George Simon wanted the Ryde City Council to debate the issue of beauty pageants but his efforts were unsuccessful and his fellow councillors were unimpressed.
“I’ve been called a nit-wit, a wanker and a galut,” the ALP member and Ryde councillor told Women’s Agenda. “It’s fascinating that a group of mostly male councillors decided to throw mud and name-call rather than show any willingness to tackle the issue head on. The issue being gender and gender equality and the role men play in that.”
Last night Ryde City Council rejected a call to cut its association with two pageant contests for teenagers and young women after Simon argued that they are ‘archaic’ and promote a demeaning message amongst young girls. “Beauty pageants are archaic and send all the wrong messages” Simon said. “Girls and young women can achieve so much more than just looking good enough to be given a tiara.”
Simon proposed the motion to debate the Council’s support for beauty pageants after reading – week after week – stories in the local paper about the competitions. “What hit home for me was the idea that council is giving credibility to these competitions that it shouldn’t have. It just reinforces unnecessary stereotypes about what women can and should aspire to,” he said. “There are serious issues here around media creating unrealistic perceptions of body image and the impact it has on girls and young women in particular. That was the debate I was really trying to have.”
It wasn’t the debate he got.
Both the Miss Eastwood Granny Smith Festival Queen Quest, open to women age 16 and over, and the Gladesville ‘Teen Queen’ contest, for women age 13 to 19 will continue to enjoy the council’s support. Last month’s Granny Smith pageant was attended by Ryde’s mayor and federal and state MPs John Alexander and Victor Dominello.
Pageant organiser, John Booth, (who is also the proprietor of The Weekly Times- a local newspaper famous for its outspoken campaigning style and recent appearance at an ICAC enquiry) said contestants are not judged on their appearance, but on responses to questions about local knowledge, ambition and community involvement.
“Beauty does not come into it – but we don’t penalise them for being beautiful either,” says Booth. “They’re trying to make it out as disparaging to women but it’s politically correct rubbish. There’s no swimsuit competition and most judges are women.”
But can these pageants actually be a positive platform to build a career?
Emma Watkins, also known as the Yellow Wiggle, thinks so. Ryde City Council has run these pageants for 30 years and several famous names have emerged as prior festival queens, with Watkins being one who won not one but 2 pageants, in both 2005 and 2009.
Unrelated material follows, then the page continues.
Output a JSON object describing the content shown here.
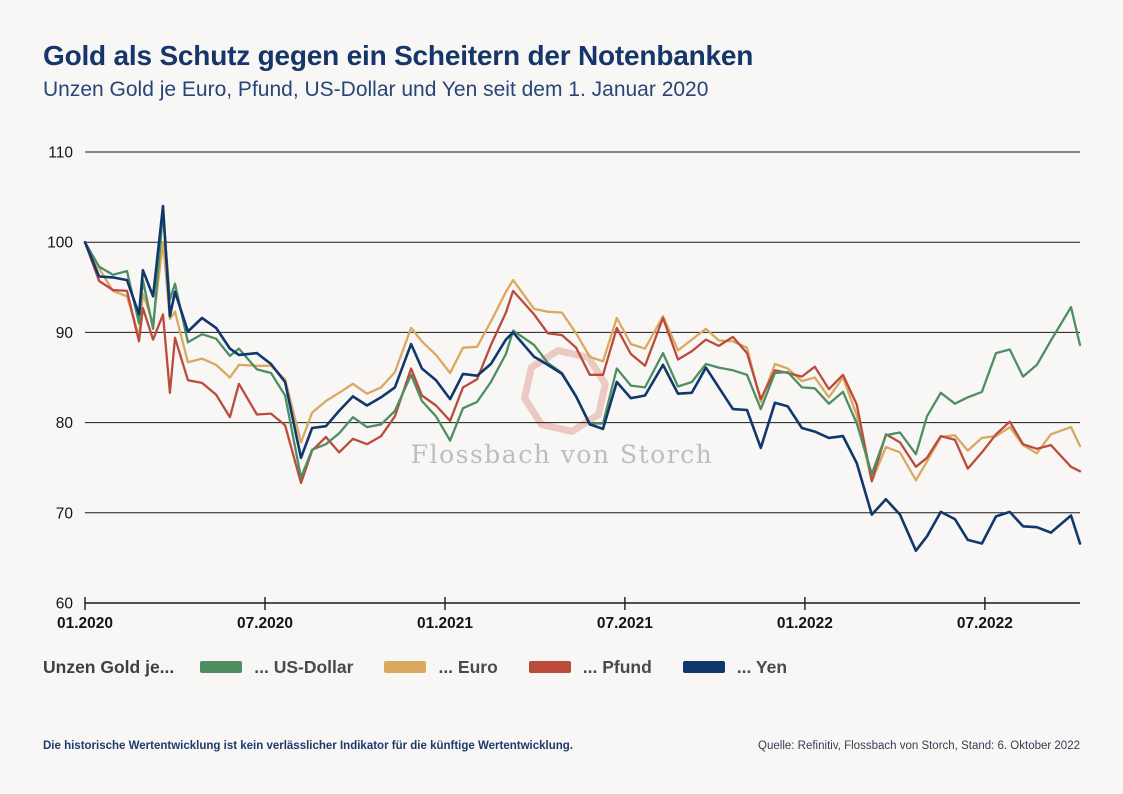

Watkins said that winning is more focused on community involvement than beauty.
“As a little girl I just aspired to be a Granny Smith Festival Queen,” said Watkins, now age 25. “[Judging is] definitely all about contestants’ involvement in the community.
Watkins says that the pageant improved her self-confidence, instead of the popular belief that it is harmful for young girls self esteem: “Winning improved my confidence and pubic speaking and self-esteem in the middle of those teenage years.”
What about other celebrities such as Jennifer Hawkins, Erin Mcnaught and Jesinta Campbell, whose careers blossomed after competing in the Miss Universe Pageant.
16 year old, Tamara Jones, winner of Miss Eastwood 2011, wrote: “The role in no way was a beauty pageant…While the crown and sash might be glamorous having my voice heard by local government, participate in radio discussions of current affairs, raising funds for local charities, supporting members involved in the community and inspiring female leadership has been priceless.”
There are of course many documented concerns about the damaging and sexualising nature of beauty pageants, by institutes such as The Royal Australian and New Zealand College of Psychiatrists, as well as many child development experts regarding to the destructions to healthy child developments that beauty pageants can cause – they pit little girls against each other from a very young age and create an early morbid awareness of body image.
Anti-pageant groups such as Pull the Pin, believe “pitting young children against each other in a competition based on physical beauty instils harmful messages in children, including that their looks are their currency and that it’s ok to judge on physical appearance.”
Among the prizes for the Miss Eastwood Granny Smith pageant, is a $1000 voucher to June Dally-Watkin’s finishing school, which counts 11 former Miss worlds, Universes and Teen Internationals in its alumni.
Toddlers & Tiaras is a controversial reality show in America which documents the competitive world of child pageants, with pint sized girls, parading around in full hair and make-up, and sparkly pink dresses that resemble cupcakes, not to mention fake eyelashes, spray-tanning and even waxing.
You may think – or hope – this $5 billion industry of beauty pageants only exists in America and assume there is no way Australians would be dressing up their daughters like dolls to compete alongside other young dolls. Unfortunately you’d be wrong.
What a shame the Ryde City Council demurred on the opportunity to debate the substantive issue here. Are beauty pageants really necessary in 2014?